INGVAR KAMPRAD, LE MILLARDAIRE ECONOME

15 février 2018

INGVAR KAMPRAD, LE MILLARDAIRE ECONOME

Il n’avait pas attendu sa mort, le 27 janvier dernier, pour entrer dans la légende. Ingvar Komprad y était depuis longtemps, depuis des décennies déjà.

Aux quatre coins du monde, les quatre lettres d’IKEA étaient déjà mythiques. Elles avaient traversé les âges en incarnant l’esprit de chaque époque : du « meubles- boom » de l’après-guerre et des Trente glorieuses aux années de la globalisation dont, par son expansion rapide, l’IKEA est devenue aujourd’hui l’un des emblèmes.

Tout a débuté, pourtant, par une structure toute frêle, faite d’allumettes et ouverte à tous les vents.

Une « success story » fascinante.

Oui, tout a commencé le jour où le petit Ingvar se mit à cameloter, vendant des allumettes, parfois même des crayons. Sans qu’il le sache alors, ces tiges de bois scellaient sa vocation et préparaient sa voie : des allumettes et des crayons aux meubles et maisons en kit, l’empire d’Ingvar se bâtissait en bois – un bois chaque jour plus dur, prêt à affronter des vents. Et même parfois des feux.

C’est en 1947 que l’entreprise commence à vendre son mobilier mythique. De là à la mort de Kamprad, elle va compter 411 magasins dans plus de 40 pays et marquer un vrai record de chiffres d’affaires dont la valeur en 2020 atteindra 50 milliards d’euros !

« Leur livre de chevet, c’est Cioran, près du catalogue IKEA. »

Emblématique des époques qu’elle traverse, IKEA l’est aussi de son pays d’origine, la Suède, et de la Scandinavie en général. Elle en incarne l’idée de confort au foyer, la douceur d’un chez- soi accueillant qui, aux pays boréaux et nordiques, s’oppose à l’hiver et au froid et rejoint même le « hygge », le code scandinave du bonheur.

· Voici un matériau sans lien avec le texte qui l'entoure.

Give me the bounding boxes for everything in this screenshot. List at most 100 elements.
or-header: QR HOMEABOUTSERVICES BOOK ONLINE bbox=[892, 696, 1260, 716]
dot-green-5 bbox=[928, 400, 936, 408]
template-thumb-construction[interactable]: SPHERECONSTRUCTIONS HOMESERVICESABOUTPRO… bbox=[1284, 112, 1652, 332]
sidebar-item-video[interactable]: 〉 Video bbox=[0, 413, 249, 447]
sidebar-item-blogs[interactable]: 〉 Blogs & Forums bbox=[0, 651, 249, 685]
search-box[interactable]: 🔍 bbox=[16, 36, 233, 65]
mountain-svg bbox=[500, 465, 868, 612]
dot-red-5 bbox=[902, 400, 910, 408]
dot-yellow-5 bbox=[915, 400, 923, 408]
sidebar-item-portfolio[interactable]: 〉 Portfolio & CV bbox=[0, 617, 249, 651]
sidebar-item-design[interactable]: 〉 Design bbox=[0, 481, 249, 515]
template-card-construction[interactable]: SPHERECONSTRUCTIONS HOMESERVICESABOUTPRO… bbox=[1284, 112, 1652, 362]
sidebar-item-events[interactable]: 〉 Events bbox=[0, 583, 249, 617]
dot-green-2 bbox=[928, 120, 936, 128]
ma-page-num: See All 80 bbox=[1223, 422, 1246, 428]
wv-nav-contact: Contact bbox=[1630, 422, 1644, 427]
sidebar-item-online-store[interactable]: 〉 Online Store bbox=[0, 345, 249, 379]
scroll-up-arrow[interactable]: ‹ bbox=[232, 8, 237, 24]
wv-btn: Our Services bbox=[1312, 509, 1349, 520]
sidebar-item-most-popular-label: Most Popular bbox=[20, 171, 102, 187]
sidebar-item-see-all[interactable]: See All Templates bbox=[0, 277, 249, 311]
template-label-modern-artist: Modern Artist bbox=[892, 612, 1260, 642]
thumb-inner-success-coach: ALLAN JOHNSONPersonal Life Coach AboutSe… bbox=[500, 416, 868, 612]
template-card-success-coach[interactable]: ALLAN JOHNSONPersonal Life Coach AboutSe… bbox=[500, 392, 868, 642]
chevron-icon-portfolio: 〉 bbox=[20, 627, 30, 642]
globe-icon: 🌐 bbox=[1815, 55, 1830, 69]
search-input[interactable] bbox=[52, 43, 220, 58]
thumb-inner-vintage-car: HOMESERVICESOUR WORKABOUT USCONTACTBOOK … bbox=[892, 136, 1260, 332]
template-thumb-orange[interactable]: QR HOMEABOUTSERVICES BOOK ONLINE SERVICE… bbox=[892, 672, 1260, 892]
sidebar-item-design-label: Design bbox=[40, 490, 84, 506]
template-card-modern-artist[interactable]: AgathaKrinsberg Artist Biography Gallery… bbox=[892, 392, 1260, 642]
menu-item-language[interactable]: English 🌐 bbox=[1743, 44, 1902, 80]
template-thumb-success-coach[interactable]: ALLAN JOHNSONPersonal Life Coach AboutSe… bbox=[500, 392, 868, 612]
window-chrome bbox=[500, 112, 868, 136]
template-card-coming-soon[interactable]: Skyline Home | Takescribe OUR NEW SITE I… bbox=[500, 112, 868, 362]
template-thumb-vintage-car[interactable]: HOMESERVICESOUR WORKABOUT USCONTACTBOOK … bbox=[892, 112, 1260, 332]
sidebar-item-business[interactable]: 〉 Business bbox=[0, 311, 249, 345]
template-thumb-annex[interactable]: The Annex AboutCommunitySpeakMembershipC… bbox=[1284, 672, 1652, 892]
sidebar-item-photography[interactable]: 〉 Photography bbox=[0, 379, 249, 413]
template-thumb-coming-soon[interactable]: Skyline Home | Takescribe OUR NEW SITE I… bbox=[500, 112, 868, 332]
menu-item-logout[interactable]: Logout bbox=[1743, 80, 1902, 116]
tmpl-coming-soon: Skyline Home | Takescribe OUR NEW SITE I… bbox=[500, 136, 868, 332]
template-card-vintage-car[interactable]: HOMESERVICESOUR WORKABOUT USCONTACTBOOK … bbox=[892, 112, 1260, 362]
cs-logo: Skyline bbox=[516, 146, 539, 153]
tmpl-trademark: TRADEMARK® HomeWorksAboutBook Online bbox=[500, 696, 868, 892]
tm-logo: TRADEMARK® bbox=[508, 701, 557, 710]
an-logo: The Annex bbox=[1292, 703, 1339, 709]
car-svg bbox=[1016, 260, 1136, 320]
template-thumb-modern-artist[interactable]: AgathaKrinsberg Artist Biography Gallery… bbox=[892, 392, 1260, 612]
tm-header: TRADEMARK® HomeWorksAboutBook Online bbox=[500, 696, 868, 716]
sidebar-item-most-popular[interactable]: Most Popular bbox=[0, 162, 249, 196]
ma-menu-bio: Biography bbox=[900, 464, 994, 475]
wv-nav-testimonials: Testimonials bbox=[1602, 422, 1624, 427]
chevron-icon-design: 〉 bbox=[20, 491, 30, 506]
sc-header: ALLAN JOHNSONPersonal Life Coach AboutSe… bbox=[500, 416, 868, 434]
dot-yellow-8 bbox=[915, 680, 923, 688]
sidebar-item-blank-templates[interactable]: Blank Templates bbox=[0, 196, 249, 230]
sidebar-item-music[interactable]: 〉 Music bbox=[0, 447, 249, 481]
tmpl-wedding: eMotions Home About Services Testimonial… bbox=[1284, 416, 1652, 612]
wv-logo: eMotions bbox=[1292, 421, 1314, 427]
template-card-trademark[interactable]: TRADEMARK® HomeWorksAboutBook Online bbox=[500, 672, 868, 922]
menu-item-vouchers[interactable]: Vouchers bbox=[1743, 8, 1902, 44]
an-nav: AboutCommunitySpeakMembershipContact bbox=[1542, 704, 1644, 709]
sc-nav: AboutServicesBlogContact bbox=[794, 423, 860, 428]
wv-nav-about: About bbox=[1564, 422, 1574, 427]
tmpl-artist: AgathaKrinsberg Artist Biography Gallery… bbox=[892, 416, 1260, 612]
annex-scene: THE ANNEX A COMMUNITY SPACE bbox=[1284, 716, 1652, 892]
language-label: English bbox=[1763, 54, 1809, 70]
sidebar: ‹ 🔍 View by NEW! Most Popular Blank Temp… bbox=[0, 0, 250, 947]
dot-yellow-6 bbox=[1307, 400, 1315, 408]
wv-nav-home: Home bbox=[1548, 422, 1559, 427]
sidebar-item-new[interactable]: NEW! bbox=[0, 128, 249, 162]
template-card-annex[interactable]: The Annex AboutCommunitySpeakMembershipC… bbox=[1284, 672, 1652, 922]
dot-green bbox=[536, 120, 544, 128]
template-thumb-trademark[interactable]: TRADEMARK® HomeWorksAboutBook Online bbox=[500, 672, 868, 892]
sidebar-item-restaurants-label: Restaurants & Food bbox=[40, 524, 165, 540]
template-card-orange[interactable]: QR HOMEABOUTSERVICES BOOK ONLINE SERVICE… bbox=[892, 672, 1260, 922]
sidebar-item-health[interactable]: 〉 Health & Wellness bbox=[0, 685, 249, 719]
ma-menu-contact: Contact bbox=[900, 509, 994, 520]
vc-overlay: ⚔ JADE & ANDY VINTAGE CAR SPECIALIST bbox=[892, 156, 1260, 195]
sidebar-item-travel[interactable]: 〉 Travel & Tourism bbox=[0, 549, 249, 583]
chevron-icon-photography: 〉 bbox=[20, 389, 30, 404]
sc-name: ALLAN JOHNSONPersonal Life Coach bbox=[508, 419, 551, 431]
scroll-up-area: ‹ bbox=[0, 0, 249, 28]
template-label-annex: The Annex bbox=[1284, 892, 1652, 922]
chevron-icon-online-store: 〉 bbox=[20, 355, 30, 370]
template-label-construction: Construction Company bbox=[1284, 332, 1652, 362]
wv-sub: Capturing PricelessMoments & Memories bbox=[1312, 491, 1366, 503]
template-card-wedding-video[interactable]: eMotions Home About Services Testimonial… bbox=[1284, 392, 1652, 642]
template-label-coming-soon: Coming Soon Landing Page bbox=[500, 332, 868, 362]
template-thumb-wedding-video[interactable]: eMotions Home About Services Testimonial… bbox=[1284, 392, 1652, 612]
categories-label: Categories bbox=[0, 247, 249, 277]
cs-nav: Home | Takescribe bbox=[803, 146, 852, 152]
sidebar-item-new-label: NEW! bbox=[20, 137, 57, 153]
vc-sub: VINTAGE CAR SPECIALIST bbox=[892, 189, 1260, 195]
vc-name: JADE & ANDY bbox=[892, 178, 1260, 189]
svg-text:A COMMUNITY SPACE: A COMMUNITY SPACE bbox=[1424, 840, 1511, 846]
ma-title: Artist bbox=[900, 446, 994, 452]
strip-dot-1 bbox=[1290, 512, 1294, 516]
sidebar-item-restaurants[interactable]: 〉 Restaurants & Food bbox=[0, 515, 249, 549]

Il consiste à goûter, une tasse fumante à la main, à un bien-être douillet, peuplé d’êtres proches et d’objets familiers. Mais de ce Nord casanier, l’IKEA en incarne l’éclat aussi, sa gloire internationale scellée par acronymes mythiques, par sigles à quatre lettres d’or: IKEA (pour parler d’elle-même), ABBA…

Depuis les années 2000, les meubles suédois s’inscrivent aussi dans l’univers « bobo ». Loin du luxe mais nullement bon marché non plus, ils participent du style des couches aisées nouvelles – les « bourgeois- bohèmes ». Ceux-ci, « griffés » non- conformistes mais ne dédaignant point le confort de maison, dont ils font le centre d’un monde bien à eux, bohème et artistique, sont tout naturellement attirés par les meubles produits par Kamprad. Dans sa chanson célèbre, Renaud, non sans admettre « faire aussi partie du lot », a immortalisé le goût « bobo » pour la marque suédoise : « Leur livre de chevet, c’est Cioran, près du catalogue IKEA» ?

L’improbable Monsieur Komprad.

Non -conformiste, Ingvar Komprad l’a été lui aussi – à sa manière. Une manière même plus sincère que ne l’a jamais été la douce subversion « bobo».

Fondateur d’une entreprise qui aujourd’hui se range parmi les plus emblématiques du monde occidental dont on connaît la frénésie consumériste, Ingvar Kamprad fut en même temps et bien à sa façon, la négation flagrante de tout gâchis et excès de consommation.

Dans sa vie privée, l’homme qui a bâti la multinationale du meuble se contentait de peu, au point de devenir l’objet de vraies légendes. D’ailleurs, l’improbable Ingvar Kamprad qui a commencé sa vie comme un petit vendeur d’allumettes s’est plus tard vu rapprocher à un autre héros fictionnel – Mister Scrooge. En effet, occupant l’un des sommets du classement « Forbes » des grandes fortunes, l’homme était en même temps connu pour sa prodigieuse parcimonie. Avec son look de retraité lambda qui ne laisse sa vieille Volvo que pour aller en tram (et profiter, du coup, d’une réduction « seniors »), il a même promu l’austérité en valeur d’entreprise. Chez lui, ce n’était pas une pose mais une vraie seconde nature.

Sur ce terrain, on ne l’a que peu suivi ; on l’a plutôt raillé.

Pourtant, dans notre monde où tout est consommable et tout est jetable, ringard pour les uns, avare pour les autres, Ingvar Kamprade, l’homme qui a meublé la vie et bercé le quotidien de milliers de gens, a donné le signal d’une halte au gâchis, d’un frein à tout excès.